What is the best size tree to buy for my yard?
There are two questions here: how big of a tree should I plant and how big will the tree get? The first question is the easiest to answer. Smaller caliper trees—1-1.25” in diameter—are easier to establish and grow more quickly, often catching up with larger trees transplanted at the same time, which take longer to establish. It’s tempting to get as big of a tree as possible, but you’re better off being patient and getting a younger tree.
No matter how big of a tree you plant, you should consider how large it will be at maturity. Make sure the tree has room to spread its roots and branches without threatening or damaging structures, foundations, utilities like sewer and water lines, and power lines. For example, a red maple can get between 30’-50’ wide. That means you will want the trunk about 20’ from your house. At the same time, you have to be sure you aren’t locating it near your sewer line because the vigorous roots of maple trees can damage the pipes.
What is the best place to plant trees in my yard?
Locate deciduous trees on the south and west sides of your house to create shade during the hottest times of the day in growing season. In the winter, the bare limbs will allow the sun to shine through and create a little passive heating for your home.
You can plant evergreen trees as a winter windbreak in the west, north, and northeast to help reduce heating costs. A few things to keep in mind:
- Avoid formal, straight lines. They don’t block the wind as well as staggered rows or naturalized clusters, and the aesthetic is marred when even a single tree dies. This publication from Penn State University provides helpful tips for planting a screen.
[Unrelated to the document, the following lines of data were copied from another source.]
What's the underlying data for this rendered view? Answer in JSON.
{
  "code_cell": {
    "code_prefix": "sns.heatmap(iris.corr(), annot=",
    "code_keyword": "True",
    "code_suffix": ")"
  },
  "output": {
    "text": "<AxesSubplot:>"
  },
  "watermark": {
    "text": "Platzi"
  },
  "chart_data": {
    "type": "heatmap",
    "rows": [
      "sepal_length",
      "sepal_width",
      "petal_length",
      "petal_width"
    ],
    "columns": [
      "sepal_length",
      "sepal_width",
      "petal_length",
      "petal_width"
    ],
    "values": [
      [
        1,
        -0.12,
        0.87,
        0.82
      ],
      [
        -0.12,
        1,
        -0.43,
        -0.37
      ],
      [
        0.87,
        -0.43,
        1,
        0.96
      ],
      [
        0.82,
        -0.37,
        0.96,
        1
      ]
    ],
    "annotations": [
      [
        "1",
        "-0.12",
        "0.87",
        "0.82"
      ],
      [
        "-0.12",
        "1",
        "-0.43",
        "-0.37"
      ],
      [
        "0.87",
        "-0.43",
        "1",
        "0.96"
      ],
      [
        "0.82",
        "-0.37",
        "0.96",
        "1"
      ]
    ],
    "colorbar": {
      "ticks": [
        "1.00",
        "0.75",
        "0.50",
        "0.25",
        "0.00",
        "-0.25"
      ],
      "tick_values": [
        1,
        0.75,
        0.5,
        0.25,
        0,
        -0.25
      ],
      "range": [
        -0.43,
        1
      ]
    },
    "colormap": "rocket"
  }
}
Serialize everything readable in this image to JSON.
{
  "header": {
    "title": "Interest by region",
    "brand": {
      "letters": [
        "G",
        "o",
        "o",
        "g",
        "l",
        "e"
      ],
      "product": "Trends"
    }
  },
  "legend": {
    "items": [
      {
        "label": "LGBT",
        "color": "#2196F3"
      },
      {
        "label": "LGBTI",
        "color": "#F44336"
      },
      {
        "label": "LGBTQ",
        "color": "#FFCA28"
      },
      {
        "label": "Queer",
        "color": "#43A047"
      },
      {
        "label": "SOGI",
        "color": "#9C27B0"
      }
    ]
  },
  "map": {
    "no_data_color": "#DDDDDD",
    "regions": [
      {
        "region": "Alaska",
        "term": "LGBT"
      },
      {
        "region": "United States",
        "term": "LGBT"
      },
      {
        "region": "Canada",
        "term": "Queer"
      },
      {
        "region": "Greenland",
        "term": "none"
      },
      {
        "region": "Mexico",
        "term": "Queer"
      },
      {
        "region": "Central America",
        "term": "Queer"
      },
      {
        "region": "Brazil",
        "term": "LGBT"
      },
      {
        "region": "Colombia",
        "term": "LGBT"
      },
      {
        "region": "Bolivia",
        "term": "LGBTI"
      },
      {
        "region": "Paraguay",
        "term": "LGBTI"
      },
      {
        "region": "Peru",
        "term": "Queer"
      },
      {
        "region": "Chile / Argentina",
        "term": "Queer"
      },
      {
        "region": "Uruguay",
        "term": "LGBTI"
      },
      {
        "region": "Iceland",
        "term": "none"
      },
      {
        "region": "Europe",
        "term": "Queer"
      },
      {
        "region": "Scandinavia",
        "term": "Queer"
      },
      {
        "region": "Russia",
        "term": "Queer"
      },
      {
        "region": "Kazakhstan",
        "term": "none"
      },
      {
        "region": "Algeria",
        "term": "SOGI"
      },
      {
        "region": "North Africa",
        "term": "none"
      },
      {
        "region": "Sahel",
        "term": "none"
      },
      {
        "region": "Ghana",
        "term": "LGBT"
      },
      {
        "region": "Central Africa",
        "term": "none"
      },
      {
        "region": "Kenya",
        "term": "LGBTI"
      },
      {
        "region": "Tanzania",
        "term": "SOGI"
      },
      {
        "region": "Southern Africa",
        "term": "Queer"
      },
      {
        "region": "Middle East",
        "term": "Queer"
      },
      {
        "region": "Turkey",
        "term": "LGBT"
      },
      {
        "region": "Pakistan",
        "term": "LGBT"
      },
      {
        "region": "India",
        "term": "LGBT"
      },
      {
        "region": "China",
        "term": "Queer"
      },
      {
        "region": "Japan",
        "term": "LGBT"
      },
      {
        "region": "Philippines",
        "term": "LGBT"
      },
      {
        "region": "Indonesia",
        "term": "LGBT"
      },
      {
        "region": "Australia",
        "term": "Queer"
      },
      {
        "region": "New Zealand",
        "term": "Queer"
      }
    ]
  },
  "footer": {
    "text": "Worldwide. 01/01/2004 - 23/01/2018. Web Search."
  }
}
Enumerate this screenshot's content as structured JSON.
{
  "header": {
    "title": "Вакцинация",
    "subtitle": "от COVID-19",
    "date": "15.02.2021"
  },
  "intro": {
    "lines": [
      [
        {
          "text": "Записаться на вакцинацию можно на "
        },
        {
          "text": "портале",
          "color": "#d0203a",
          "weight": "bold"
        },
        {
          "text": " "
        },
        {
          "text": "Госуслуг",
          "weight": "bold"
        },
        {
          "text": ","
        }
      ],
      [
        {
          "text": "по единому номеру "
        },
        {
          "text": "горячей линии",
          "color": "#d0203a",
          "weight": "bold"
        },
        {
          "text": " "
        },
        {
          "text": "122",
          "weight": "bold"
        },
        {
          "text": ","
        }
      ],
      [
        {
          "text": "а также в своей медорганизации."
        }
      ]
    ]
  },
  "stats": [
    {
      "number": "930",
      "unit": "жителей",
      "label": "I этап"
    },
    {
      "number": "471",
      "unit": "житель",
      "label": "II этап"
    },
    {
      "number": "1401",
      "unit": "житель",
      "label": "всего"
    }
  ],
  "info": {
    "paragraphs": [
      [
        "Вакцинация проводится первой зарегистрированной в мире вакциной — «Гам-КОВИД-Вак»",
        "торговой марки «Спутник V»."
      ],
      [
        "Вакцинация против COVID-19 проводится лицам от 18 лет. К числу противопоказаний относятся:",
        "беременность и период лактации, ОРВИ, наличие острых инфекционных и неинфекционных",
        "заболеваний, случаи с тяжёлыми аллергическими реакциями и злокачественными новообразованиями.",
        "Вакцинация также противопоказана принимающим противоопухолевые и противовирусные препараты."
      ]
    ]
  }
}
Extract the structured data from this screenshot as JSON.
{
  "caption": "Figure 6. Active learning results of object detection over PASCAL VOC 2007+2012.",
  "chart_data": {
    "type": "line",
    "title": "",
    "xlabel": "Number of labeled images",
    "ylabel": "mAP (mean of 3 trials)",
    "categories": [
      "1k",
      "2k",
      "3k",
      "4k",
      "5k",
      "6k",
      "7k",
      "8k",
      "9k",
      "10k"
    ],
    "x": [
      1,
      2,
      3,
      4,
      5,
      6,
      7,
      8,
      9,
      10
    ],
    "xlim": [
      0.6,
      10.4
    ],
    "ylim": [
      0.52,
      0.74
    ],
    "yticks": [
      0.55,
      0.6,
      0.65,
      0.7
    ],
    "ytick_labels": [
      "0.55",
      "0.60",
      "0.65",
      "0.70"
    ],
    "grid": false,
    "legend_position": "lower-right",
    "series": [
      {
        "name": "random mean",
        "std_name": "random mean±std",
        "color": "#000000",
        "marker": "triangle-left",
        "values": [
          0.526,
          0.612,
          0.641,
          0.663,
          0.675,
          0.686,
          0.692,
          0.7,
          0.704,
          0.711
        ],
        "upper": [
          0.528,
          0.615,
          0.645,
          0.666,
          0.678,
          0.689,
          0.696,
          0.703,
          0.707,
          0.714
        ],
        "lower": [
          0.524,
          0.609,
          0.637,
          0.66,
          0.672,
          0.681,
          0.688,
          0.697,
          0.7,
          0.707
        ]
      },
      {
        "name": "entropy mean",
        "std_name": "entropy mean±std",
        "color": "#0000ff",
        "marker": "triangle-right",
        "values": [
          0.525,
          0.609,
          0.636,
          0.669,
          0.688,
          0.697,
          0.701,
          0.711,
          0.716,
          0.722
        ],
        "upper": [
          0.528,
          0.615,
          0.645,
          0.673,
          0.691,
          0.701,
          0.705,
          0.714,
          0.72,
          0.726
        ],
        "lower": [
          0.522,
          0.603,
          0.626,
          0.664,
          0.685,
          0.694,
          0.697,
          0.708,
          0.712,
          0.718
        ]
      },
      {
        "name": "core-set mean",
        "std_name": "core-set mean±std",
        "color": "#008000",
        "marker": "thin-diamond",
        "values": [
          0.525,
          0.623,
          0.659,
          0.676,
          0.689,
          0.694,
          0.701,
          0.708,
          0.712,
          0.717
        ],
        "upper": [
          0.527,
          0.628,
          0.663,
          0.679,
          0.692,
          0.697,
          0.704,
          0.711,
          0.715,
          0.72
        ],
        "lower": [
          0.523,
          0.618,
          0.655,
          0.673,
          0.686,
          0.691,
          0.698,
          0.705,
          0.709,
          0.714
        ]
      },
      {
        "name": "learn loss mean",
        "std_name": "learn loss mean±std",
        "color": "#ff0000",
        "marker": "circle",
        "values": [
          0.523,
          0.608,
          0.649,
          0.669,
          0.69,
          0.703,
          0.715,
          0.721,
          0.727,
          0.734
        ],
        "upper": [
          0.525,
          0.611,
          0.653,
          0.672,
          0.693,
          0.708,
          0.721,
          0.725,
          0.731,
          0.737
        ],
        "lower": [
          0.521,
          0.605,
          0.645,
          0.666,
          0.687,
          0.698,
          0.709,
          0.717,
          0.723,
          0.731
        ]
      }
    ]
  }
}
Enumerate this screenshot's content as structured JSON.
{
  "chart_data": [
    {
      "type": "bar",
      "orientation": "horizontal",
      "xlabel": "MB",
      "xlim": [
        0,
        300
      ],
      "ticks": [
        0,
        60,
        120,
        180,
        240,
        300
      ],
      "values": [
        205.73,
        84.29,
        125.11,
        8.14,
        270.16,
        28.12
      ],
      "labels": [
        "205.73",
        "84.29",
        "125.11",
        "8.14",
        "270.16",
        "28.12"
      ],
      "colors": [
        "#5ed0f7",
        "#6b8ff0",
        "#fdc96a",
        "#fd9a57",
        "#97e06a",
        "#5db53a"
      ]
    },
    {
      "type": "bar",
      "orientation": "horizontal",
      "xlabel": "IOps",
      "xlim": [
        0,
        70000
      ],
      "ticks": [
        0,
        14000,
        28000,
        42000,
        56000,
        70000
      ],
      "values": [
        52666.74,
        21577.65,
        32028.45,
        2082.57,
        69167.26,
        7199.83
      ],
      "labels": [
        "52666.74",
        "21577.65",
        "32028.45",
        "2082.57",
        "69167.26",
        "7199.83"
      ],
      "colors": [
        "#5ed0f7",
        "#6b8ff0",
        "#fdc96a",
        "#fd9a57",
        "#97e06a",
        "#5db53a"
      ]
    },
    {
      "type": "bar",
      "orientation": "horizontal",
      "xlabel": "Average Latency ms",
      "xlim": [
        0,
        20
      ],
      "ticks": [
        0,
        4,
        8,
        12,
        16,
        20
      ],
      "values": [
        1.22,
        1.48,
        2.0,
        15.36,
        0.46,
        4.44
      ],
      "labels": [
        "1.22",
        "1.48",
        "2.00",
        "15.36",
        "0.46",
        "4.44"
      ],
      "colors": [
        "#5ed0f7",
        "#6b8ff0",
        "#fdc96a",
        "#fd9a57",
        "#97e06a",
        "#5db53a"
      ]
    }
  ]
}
- For maximum protection, plant your windbreak two to five times the mature height of the trees away from your house.
Different municipalities have different zoning requirements for the distance of trees and other plantings to roads and sidewalks. Check on these before deciding on a final location.
You will also want to consider environmental conditions: the soil type, drainage capacity, and pH where you want to plant are all important. Also, make sure the spot you want to plant receives enough water and light for the species you are planting.
Finally, call 811 and have utilities marked before you do any digging.
What are the best trees for shade?
Trees with large, wide crowns are best to provide shade during hotter months. However, it’s important to remember that trees are planted for the future. A bur oak planted today won’t provide much shade for your house until a new generation moves in. That said, some trees grow faster than others. A silver maple or honey locust will provide a mature canopy long before an oak, but they present different drawbacks, such as a less dense canopy or a tendency to drop big limbs.
What are the best trees for avoiding conflicts with power lines?
Choose trees that grow to less than 25’ tall. Good options are serviceberry, flowering dogwood, redbud, several types of hawthorn, and flowering crabapple.
What are the best street trees?
Various factors and environmental conditions should be considered when choosing a tree for any location. Street trees, in particular, must be able to tolerate road salts, hotter than normal temperatures due to the proximity of the road, increased airborne pollutants, a smaller area for their roots, and more. Check out this useful guide in order to make an informed decision.
What are the best trees for wildlife?
Native trees and shrubs are by far the best for supporting the food web, and a healthy food web is what attracts the most wildlife. Maples, honey locusts, and serviceberries are great for pollinators. Oaks play host to hundreds of different insects, like butterflies, whose caterpillars are important to many bird species. Berry producing trees like hackberry and mulberry are important food sources for birds, as well. Mast producing trees like hickory, oak, and walnut are crucial for a range of species, including squirrels and deer.